O sile duchowego wstawiennictwa mówią członkowie lubańskiej grupy, która co miesiąc podejmuje 24-godzinną akcję modlitewną za innych.
Szukaliśmy jakiegoś rozwiązania, by przez cały czas pozostawać w modlitwie – mówi Iza Słowińska, która od trzech lat zajmuje się wspólnotą Odnowy w Duchu Świętym „Oto Jestem”. – Zanim do niej dołączyłam, dzieło modlitwy już co prawda istniało, ale w innej formie. Jednym z nich był 40-dniowy post o chlebie i wodzie – wspomina liderka wspólnoty działającej przy parafii pw. Świętej Trójcy w Lubaniu.

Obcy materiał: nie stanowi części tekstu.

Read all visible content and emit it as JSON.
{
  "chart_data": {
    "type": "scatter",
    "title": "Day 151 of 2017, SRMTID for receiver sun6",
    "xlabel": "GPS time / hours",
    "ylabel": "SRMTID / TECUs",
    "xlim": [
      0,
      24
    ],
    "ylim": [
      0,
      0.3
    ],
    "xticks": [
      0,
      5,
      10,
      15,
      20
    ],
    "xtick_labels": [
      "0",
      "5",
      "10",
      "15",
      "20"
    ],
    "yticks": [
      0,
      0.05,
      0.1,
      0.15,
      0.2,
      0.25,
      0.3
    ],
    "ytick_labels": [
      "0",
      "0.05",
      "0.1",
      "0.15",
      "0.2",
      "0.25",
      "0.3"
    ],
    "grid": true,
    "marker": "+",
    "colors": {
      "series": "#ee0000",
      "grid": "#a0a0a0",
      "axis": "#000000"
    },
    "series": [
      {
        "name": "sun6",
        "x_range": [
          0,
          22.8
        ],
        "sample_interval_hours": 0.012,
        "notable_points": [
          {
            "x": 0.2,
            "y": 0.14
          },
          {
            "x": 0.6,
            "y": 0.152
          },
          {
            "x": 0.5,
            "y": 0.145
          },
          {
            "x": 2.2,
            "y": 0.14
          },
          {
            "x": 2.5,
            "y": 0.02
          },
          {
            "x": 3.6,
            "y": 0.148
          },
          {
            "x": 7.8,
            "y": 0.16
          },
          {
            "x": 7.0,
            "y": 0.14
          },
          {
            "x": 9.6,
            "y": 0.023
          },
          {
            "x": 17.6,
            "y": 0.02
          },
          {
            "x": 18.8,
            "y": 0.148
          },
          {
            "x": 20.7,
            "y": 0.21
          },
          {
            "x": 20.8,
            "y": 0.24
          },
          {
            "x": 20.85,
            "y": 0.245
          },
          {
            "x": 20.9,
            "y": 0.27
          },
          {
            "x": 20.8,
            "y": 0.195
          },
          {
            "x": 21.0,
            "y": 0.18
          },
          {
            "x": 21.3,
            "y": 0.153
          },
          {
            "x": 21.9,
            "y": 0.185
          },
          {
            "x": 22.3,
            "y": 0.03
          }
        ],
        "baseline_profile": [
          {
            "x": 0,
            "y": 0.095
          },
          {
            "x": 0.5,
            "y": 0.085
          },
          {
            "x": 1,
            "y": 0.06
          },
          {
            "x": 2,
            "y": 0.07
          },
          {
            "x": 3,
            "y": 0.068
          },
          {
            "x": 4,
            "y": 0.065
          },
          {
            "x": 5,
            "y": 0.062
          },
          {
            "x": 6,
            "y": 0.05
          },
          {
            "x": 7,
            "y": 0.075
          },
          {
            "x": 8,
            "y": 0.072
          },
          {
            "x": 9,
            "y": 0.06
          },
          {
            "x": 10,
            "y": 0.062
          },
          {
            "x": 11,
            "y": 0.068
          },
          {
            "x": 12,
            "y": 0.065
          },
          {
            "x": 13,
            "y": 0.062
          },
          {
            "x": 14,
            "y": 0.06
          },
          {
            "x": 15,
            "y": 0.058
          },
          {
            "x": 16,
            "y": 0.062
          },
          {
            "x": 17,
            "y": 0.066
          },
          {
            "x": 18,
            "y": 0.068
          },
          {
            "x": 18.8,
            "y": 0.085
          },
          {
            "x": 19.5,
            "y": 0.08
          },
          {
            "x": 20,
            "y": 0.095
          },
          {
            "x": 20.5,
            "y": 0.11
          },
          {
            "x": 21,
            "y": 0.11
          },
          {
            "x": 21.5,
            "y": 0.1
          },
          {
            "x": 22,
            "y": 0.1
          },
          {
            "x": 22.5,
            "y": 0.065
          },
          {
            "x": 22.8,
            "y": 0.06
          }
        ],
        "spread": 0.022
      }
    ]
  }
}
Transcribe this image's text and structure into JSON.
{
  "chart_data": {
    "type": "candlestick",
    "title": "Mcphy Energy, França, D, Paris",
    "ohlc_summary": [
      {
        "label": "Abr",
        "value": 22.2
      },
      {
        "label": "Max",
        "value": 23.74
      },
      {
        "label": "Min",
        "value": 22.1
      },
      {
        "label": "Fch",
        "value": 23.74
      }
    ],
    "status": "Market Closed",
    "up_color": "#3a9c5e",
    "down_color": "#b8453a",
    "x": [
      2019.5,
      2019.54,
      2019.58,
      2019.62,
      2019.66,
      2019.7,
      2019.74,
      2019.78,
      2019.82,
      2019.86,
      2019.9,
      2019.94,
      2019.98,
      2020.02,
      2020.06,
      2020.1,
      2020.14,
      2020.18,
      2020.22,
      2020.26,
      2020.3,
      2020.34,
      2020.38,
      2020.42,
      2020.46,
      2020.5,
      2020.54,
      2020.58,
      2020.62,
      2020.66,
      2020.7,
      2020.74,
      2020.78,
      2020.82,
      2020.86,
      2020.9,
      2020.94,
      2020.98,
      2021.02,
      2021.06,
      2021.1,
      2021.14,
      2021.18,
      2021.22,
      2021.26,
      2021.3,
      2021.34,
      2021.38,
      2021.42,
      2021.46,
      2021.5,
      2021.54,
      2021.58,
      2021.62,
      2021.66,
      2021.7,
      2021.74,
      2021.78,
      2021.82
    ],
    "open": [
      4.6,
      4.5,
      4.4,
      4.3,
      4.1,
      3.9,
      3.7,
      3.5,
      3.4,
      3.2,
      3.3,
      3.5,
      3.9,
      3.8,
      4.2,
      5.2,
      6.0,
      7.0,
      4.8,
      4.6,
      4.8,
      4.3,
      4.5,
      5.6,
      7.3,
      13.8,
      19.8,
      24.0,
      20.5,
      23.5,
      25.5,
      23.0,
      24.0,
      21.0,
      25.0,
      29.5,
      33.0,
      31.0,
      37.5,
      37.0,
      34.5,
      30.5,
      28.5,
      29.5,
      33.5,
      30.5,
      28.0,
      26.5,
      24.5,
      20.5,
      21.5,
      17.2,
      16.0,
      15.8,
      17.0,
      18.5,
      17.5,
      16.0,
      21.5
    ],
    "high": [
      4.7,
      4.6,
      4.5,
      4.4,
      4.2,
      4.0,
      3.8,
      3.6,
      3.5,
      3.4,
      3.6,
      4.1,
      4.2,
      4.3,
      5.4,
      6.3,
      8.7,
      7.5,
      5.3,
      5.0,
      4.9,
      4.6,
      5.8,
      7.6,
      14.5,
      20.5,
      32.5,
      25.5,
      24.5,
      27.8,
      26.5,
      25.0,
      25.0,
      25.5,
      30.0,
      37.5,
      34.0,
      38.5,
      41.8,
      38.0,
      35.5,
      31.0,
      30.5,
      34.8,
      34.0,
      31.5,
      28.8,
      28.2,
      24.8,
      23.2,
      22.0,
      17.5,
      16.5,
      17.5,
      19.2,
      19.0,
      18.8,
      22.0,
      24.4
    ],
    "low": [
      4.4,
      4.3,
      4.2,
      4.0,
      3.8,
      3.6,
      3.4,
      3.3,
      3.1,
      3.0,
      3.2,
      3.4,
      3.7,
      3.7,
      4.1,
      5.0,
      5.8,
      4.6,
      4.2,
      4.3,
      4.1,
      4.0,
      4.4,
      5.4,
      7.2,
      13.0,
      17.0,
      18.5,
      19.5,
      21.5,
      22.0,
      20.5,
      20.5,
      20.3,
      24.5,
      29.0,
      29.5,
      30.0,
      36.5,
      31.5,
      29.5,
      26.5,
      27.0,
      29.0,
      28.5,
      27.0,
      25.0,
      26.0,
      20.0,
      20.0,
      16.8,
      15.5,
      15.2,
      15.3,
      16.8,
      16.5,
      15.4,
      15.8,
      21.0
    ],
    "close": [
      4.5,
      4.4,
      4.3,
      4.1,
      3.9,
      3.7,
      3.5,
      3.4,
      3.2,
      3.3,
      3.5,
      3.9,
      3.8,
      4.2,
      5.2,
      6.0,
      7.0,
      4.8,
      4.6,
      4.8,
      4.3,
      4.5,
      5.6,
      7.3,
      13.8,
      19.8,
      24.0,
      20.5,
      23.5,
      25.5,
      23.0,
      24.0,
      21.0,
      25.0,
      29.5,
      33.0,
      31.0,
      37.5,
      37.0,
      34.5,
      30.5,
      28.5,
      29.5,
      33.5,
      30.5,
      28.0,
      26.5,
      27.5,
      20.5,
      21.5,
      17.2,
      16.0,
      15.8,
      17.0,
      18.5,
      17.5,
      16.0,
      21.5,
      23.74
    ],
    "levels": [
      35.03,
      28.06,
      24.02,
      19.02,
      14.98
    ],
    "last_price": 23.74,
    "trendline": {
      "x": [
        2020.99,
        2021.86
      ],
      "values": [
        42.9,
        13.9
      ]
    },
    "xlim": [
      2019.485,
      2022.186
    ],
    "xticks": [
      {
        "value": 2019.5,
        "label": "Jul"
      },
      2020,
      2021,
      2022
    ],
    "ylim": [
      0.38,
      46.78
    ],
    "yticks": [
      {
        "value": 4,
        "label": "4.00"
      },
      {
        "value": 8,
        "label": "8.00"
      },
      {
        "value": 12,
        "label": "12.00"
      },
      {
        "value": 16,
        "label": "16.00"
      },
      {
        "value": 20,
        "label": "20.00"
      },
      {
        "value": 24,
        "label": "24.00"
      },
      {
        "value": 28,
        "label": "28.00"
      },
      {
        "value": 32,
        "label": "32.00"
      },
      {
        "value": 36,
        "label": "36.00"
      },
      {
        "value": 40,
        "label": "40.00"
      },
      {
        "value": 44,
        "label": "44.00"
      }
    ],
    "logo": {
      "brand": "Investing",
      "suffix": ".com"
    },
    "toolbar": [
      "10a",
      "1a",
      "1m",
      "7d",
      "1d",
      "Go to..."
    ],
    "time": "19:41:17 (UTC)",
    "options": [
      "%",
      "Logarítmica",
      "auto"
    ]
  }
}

Pani Iza odczuwała jednak potrzebę istnienia jeszcze innego dzieła modlitwy wstawienniczej. – Ciągle mi czegoś brakowało, czułam wewnętrzne poruszenie, że chodzi jeszcze o coś. Koleżanka z Krakowa podsunęła mi pomysł, który tamtejsze wspólnoty przekazują sobie już jakiś czas – tłumaczy.
Chodziło o „Wartę modlitewną”, czyli 24 godziny nieustannej modlitwy prowadzonej na zmianę przez osoby, które zadeklarowały w niej swój udział. Zazwyczaj każdy chętny otrzymuje konkretną godzinę czuwania. Osoba, która przejmuje wartę, otrzymuje informujący o tym SMS i rozpoczyna modlitwę. Gdy czas czuwania się kończy, wartę przekazuje kolejnej osobie.
W Lubaniu wdrażanie idei nie przychodziło łatwo, aż do pewnego momentu. – W październiku ubiegłego roku bardzo ciężko zachorowała nam koleżanka – wspomina pani Iza.
Monika Kicuła koronawirusem zaraziła się na początku epidemii w Polsce i przeszła go bardzo ciężko. – Już po jednym dniu objawów trafiłam do szpitala. Miałam sparaliżowaną prawą stronę twarzy, zablokowany przełyk, nie mogłam mówić, jeść czy pić – wspomina trudne chwile. Gdy było najciężej, z pomocą przyszedł Chrystus i wspólnota. – W trakcie krytycznej nocy cały czas trwałam w Jezusie. Bardzo pomogła mi Iza, która przez całą noc towarzyszyła mi przez SMS-y i trwała duchowo poprzez modlitwę. To właśnie wtedy wpadła na pomysł przeprowadzenia warty w mojej intencji. Wkrótce o moje zdrowie modlili się wszyscy członkowie wspólnoty – dodaje pani Monika, która niedługo potem powróciła do zdrowia.